Réécriture de contes à la Ghost Whisperer
Chapitre 21 : Melinda au Chaperon Rose
2775 mots, Catégorie: M
Dernière mise à jour 07/09/2025 13:20
Voici la référence du conte : « Le Petit Chaperon rouge », dans Charles Perrault, Contes, préface de Marc Soriano, illustrations de Martine Lasnet, Paris, Hachette, 1977, d’après l’édition originale de 1697, p. 33 à 36.
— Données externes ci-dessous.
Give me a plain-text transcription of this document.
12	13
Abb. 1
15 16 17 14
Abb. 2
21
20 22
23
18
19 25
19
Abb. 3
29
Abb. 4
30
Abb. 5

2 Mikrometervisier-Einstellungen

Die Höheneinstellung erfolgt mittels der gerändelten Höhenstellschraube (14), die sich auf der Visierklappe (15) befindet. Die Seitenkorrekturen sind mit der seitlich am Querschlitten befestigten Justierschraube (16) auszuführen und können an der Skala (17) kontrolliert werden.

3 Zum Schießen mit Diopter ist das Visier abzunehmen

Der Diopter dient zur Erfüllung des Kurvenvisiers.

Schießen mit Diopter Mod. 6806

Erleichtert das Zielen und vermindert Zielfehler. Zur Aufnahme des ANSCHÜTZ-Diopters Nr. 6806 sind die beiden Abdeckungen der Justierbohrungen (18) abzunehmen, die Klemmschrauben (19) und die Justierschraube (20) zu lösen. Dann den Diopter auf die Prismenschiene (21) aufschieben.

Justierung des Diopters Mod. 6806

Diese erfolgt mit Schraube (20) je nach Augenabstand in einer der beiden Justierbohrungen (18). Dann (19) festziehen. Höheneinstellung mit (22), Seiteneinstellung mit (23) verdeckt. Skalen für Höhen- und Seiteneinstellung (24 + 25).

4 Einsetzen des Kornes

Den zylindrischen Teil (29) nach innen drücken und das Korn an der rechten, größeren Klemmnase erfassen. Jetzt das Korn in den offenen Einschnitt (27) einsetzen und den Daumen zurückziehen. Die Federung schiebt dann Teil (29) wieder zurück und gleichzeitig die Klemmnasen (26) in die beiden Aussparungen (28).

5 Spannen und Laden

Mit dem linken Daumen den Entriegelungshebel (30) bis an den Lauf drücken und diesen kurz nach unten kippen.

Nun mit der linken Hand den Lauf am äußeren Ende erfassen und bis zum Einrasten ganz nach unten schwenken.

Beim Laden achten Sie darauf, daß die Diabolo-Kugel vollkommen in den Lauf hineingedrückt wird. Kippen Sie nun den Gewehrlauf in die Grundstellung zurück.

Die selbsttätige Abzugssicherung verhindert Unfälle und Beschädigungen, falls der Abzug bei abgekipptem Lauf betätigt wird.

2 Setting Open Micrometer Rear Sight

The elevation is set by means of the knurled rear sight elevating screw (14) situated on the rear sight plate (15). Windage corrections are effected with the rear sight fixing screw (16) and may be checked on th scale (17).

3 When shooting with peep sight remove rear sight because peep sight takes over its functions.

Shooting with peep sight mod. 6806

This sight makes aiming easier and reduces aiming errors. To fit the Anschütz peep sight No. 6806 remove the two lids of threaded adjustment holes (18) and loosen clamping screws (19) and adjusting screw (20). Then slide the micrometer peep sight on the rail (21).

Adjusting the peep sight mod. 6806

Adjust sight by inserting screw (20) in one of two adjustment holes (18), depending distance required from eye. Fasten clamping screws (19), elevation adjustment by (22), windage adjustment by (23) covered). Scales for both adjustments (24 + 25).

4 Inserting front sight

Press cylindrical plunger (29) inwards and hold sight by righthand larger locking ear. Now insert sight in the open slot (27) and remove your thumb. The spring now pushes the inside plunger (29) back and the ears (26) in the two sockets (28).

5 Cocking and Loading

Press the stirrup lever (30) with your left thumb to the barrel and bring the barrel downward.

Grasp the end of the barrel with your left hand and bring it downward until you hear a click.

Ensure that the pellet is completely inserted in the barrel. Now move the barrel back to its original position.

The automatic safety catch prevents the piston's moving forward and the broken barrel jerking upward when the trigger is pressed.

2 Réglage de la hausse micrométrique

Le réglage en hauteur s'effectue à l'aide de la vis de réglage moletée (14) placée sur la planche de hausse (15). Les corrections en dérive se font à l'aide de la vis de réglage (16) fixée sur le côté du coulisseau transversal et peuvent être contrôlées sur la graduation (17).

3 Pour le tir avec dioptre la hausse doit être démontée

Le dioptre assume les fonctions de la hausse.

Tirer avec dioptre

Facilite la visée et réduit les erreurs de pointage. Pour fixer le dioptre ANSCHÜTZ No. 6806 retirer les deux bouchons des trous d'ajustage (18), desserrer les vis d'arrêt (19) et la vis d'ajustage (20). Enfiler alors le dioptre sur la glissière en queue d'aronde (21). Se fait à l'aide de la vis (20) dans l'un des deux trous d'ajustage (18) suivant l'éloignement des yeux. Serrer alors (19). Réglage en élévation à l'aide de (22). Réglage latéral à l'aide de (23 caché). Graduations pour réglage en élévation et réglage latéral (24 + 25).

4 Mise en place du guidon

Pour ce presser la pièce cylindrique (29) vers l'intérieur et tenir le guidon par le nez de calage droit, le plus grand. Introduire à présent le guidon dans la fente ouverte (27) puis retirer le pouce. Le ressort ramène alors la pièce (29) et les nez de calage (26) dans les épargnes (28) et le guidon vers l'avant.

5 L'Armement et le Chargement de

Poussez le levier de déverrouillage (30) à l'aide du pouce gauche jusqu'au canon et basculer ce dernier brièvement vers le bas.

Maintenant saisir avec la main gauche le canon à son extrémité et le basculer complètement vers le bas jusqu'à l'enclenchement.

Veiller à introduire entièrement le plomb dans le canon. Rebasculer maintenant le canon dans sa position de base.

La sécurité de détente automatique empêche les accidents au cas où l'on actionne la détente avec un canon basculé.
Il était une fois une petite fille de village, Melinda Gordon, la plus jolie qu’on eût su voir : sa mère, Elizabeth, en était folle, et sa mère-grand, Ann-Mary Patterson, plus folle encore, car elles partagaient un don commun, à savoir celui de voir les esprits errants. Elles étaient passeuses d’âmes de mère en fille. Elizabeth envoyait souvent Melinda chez sa mère, qui avait plus de patience qu’elle pour expliquer les principes de leur travail en tant que médium(1). Elizabeth lui fit faire un sweater à capuche rose qui lui seyait si bien, que partout on l’appelait Melinda au Chaperon Rose(2).
Un jour, la mère de Melinda, alors une jeune adolescente(3), ayant cuit et fait des galettes, lui dit :
— Mel, va voir comment se porte ta grand-mère, car on m’a dit qu’elle était malade…
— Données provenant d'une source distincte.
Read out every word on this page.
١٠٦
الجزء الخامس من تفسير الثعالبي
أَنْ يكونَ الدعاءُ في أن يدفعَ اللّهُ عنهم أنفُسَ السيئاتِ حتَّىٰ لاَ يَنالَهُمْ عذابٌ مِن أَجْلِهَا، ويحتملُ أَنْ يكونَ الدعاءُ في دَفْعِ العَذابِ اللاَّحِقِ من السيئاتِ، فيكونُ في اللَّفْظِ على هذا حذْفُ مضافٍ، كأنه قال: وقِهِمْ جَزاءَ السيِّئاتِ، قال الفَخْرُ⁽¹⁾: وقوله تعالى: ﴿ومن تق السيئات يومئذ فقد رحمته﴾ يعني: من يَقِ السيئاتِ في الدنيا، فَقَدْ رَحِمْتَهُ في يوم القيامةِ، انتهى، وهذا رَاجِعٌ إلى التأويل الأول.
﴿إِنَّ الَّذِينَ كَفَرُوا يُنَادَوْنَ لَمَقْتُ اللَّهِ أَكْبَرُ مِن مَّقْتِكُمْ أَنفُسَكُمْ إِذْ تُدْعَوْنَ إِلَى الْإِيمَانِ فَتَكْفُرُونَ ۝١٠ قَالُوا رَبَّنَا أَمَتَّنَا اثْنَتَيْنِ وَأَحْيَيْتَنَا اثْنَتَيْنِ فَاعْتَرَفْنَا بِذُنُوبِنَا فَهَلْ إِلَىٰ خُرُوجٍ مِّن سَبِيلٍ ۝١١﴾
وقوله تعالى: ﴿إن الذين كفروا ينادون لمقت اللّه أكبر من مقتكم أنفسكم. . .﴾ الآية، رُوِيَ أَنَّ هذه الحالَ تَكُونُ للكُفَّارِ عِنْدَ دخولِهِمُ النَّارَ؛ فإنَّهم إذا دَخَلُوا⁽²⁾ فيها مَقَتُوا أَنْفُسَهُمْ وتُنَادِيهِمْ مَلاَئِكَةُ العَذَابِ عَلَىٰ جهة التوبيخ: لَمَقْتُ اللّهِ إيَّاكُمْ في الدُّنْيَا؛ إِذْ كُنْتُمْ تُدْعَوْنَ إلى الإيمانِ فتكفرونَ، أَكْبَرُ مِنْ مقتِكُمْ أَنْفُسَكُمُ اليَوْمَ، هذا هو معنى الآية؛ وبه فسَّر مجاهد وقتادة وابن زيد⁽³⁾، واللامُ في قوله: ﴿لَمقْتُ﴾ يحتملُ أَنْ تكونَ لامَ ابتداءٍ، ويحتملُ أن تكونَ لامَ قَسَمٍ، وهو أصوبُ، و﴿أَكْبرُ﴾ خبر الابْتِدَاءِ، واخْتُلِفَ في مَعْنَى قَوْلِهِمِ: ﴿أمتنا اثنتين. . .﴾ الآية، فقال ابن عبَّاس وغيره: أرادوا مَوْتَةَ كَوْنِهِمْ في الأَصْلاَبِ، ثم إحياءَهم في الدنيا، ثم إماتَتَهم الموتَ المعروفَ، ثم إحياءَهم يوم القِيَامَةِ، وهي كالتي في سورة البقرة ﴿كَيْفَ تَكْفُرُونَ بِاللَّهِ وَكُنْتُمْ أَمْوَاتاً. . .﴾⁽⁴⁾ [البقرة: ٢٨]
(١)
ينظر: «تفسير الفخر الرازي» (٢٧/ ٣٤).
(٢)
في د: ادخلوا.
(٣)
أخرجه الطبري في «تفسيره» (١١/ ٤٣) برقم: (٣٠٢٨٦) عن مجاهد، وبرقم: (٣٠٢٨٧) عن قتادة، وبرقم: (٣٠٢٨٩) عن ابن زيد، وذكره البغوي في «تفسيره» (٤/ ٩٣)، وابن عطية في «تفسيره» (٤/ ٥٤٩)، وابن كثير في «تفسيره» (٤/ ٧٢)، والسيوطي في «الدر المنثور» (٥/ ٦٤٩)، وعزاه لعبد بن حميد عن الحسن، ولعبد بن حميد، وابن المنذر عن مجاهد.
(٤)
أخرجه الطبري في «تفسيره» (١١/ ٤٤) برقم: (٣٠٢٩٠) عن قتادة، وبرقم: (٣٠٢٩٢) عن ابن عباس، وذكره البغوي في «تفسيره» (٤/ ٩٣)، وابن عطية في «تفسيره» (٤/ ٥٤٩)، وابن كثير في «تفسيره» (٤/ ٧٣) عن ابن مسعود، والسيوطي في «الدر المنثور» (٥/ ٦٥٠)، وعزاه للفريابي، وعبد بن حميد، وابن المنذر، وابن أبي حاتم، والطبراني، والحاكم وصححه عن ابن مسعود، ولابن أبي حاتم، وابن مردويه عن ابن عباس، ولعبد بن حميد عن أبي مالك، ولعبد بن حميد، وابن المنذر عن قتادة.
— Mère, qui te l’a dit ? demanda l’interpellée, mine inquiète.
— Une Observatrice(4), celle qui est une bonne connaissance de ta mère-grand...
Elizabeth fit une courte pause puis reprit d’une voix douce :
— Alors, porte-lui une galette et ce petit pot de beurre. Et comme la route est longue, voilà une galette pour toi(5).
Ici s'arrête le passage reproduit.